The company’s investment-heavy strategy could force a Q4 earnings miss tomorrow, even as it continues to crush traditional retailers.
It’s been a heck of a holiday quarter for Amazon, what with online sales at record levels and the e-commerce giant entrenching itself further into the supply chain with ventures like Prime Air—not to mention more aggressive bets on original movies and TV content. When Amazon reports fourth-quarter earnings tomorrow afternoon, there will almost be too many moving parts to keep track of, but we’ll have our eye on a few key things. Specifically, are customers actually grafting on to its new services? And are some of these bets finally paying off?
Last quarter, the company’s revenue hit $32.71 billion, which was a modest jump from its expected revenue of $32.69 billion. All the same, it missed EPS, which was at 52 cents instead of the expected 78 cents. This caused shares to fall following the earnings report.
Tomorrow, analysts expect the company to hit $44.66 billion in quarterly revenue, thanks largely to the holiday rush. That would be an impressive 24.9% increase over the year before. This projection is bolstered by reports that online sales in both November and December saw healthy boosts compared to the prior year.
All the same, Amazon could still miss on EPS again. Analysts are expecting earnings of $1.41 per share, but Amazon’s heavy investing in new products and infrastructure could make margins slimmer than expected. This has been an issue for Amazon throughout its two-decade history as a public company.
Here are a few things we’ll specifically be looking out for:
- AWS: Amazon’s web hosting services has been one of its fastest-growing units. AWS revenue exceeded expectations in the last quarter with $3.23 billion in revenue. The company has continued to invest in it, and we’ll be interested to see if the growth continues.
- Digital Content: Amazon has continued to invest in new digital programming, both for the United States as well as in dozens of countries. Last December, the company announced that Prime Video would be available in 200 countries and territories, trying to put the service in step with Netflix.
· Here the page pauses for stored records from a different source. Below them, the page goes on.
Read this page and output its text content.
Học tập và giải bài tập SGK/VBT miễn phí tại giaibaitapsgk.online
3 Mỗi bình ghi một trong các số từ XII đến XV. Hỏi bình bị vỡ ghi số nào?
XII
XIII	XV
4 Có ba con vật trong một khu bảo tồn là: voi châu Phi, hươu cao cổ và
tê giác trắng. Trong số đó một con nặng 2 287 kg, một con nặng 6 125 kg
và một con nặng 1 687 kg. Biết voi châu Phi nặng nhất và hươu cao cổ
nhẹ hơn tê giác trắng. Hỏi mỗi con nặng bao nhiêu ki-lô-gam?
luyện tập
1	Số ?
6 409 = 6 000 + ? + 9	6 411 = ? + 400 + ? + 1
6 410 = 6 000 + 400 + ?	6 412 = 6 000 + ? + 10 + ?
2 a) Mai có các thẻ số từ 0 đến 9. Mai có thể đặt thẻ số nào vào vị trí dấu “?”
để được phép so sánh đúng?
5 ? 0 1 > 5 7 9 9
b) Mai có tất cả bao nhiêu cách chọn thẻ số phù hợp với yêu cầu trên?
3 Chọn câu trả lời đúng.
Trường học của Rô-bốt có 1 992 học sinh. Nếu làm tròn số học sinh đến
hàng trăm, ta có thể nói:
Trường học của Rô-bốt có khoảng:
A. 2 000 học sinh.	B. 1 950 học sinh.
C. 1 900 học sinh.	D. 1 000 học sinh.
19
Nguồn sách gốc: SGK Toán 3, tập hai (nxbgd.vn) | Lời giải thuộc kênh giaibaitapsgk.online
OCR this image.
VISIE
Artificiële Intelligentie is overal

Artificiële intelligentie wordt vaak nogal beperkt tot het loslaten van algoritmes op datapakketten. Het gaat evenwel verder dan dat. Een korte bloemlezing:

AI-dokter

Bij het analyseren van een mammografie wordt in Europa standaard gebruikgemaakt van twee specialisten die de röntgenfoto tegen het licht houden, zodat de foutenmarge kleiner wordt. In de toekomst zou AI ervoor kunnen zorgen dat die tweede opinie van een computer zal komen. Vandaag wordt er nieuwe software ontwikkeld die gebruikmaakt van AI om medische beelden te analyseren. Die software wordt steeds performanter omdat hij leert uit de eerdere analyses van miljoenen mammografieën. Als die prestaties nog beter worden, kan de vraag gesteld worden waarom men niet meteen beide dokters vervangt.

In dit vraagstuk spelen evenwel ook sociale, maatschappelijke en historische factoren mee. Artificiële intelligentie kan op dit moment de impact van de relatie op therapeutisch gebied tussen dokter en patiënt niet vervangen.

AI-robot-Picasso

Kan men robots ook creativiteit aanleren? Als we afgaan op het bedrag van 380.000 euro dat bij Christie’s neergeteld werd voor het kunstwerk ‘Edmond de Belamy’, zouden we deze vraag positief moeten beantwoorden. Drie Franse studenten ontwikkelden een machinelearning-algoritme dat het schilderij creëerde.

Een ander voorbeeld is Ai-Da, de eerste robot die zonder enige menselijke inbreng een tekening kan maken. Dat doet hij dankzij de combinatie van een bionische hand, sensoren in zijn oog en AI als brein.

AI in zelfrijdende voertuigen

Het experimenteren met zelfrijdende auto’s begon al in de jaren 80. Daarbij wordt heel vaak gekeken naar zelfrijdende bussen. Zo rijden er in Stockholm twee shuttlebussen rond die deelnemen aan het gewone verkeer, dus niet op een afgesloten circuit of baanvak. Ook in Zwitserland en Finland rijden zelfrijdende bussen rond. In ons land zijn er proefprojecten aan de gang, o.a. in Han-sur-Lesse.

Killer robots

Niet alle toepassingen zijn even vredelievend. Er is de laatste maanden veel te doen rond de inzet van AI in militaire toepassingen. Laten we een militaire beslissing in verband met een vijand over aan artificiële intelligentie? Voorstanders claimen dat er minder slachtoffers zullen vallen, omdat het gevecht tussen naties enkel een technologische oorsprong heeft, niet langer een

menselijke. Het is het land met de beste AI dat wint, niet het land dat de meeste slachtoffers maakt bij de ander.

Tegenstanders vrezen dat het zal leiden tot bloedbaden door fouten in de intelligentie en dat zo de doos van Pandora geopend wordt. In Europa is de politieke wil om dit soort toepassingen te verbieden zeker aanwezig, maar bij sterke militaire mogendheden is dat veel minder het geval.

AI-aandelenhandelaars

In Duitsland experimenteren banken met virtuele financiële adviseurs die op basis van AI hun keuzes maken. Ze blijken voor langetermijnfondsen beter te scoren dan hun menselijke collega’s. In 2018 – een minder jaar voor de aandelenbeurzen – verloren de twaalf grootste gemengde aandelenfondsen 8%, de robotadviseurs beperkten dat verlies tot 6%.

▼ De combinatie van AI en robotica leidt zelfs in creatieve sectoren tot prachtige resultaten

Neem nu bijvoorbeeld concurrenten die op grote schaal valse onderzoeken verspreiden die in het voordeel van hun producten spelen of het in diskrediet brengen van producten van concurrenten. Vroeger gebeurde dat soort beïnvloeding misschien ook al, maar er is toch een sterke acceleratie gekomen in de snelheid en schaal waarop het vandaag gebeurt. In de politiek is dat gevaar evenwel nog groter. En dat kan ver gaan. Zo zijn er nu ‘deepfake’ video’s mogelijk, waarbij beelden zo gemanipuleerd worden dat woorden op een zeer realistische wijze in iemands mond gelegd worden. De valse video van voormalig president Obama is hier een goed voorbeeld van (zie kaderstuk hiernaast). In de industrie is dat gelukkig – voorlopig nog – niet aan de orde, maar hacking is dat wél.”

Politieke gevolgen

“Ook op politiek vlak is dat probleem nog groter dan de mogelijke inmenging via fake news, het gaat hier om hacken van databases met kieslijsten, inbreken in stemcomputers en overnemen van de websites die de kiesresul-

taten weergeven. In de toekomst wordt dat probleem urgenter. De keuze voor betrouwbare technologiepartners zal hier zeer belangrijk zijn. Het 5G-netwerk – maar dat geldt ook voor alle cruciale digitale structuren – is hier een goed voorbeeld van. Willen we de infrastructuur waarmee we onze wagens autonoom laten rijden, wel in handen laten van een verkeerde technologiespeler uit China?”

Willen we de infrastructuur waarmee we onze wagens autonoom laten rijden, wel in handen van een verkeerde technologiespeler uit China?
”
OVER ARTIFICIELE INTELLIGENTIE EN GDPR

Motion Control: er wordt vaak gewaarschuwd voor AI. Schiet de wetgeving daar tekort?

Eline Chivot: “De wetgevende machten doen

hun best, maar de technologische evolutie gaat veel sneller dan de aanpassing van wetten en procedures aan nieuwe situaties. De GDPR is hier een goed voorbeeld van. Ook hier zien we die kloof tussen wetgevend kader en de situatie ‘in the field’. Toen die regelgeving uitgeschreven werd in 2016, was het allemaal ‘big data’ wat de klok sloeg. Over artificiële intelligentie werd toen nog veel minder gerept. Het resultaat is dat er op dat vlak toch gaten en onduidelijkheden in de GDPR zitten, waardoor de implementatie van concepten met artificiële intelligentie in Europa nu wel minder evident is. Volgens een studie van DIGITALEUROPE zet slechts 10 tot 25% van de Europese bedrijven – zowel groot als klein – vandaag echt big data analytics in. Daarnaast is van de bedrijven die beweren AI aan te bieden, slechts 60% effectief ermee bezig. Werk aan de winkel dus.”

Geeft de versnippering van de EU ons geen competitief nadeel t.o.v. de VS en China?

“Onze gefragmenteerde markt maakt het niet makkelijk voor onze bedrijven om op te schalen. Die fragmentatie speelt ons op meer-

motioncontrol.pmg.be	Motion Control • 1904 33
We’ll be looking out to see if this helped boost Prime sales as well as if the company has any further plans to build out its video programming.
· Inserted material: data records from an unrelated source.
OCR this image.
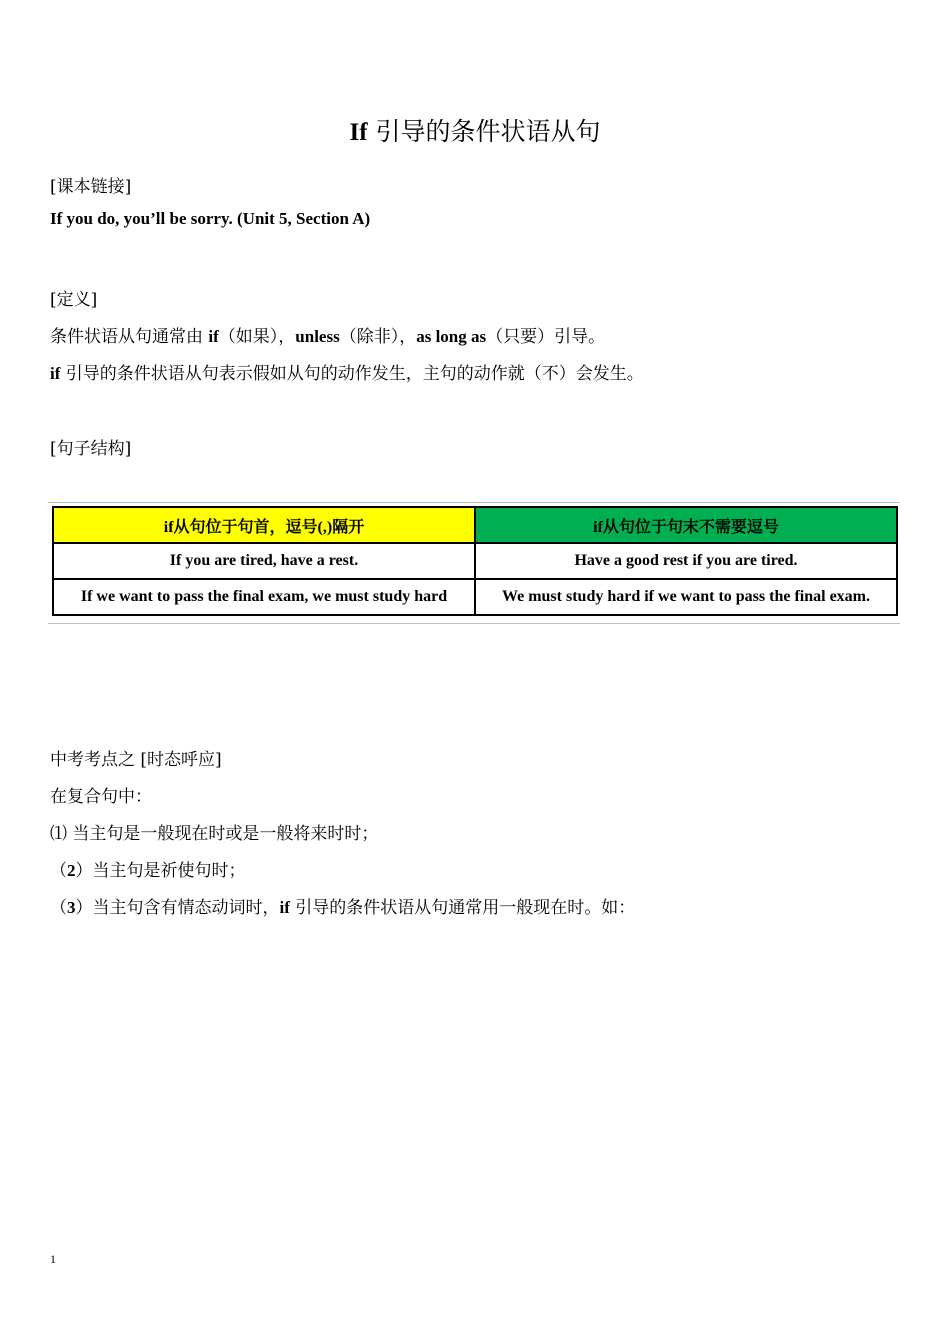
If 引导的条件状语从句
[课本链接]
If you do, you’ll be sorry. (Unit 5, Section A)
[定义]
条件状语从句通常由 if（如果），unless（除非），as long as（只要）引导。
if 引导的条件状语从句表示假如从句的动作发生，主句的动作就（不）会发生。
[句子结构]
if从句位于句首，逗号(,)隔开	if从句位于句末不需要逗号
If you are tired, have a rest.	Have a good rest if you are tired.
If we want to pass the final exam, we must study hard	We must study hard if we want to pass the final exam.
中考考点之 [时态呼应]
在复合句中：
⑴ 当主句是一般现在时或是一般将来时时；
（2）当主句是祈使句时；
（3）当主句含有情态动词时，if 引导的条件状语从句通常用一般现在时。如：
1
- International Success: Amazon is popular stateside, but it’s not content with that. The company has been pushing to be an international superpower, and as a result, its international sales are increasing, with revenue jumping 28% year-over-year in the last quarter. We’ll be looking to see if these sales are going up even more, and if they’re representing a larger chunk of the overall sales compared to North America.
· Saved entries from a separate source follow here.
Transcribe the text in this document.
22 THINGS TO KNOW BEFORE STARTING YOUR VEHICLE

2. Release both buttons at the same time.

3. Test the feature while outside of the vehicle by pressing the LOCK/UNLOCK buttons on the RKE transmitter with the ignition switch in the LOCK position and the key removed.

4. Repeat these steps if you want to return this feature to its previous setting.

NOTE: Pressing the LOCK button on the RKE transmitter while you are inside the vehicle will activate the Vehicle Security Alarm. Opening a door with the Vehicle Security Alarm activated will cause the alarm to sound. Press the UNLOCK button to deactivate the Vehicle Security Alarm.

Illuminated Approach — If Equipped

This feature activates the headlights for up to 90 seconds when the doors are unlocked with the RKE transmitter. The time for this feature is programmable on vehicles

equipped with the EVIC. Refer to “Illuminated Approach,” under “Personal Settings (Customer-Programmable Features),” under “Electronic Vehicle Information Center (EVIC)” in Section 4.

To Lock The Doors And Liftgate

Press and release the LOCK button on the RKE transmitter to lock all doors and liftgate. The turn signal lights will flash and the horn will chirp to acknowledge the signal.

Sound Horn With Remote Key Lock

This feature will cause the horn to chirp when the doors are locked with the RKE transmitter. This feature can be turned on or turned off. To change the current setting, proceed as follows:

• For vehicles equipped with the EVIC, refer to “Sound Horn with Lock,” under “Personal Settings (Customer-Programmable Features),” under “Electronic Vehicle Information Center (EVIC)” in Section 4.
- New Products/Services: We’re always interested in how Amazon’s new programs are doing—specifically products like Echo, which has been getting lots of fanfare lately. Moreover, as Amazon continues to double down and invest in its own infrastructure, rumors persist that it will look into investing in its own logistics program. Just yesterday the company announced that it would create 2,000 new jobs at a “new cargo air hub” to help meet demands for Prime members. We’ll be looking for more clues about those kinds of new services.
- The Holidays: This last quarter will reveal just how gangbusters the holiday season was for Amazon. With retail brick-and-mortar companies like Macy’s scaling back, we’re expecting sales for the e-commerce giant to be big. But how big? We’ll soon find out.
There’s much more to look out for as well. The big question for Amazon is whether its heavy investments will bear fruit or continue to be a drain on profit. As soon we the earnings go live, we’ll let you know.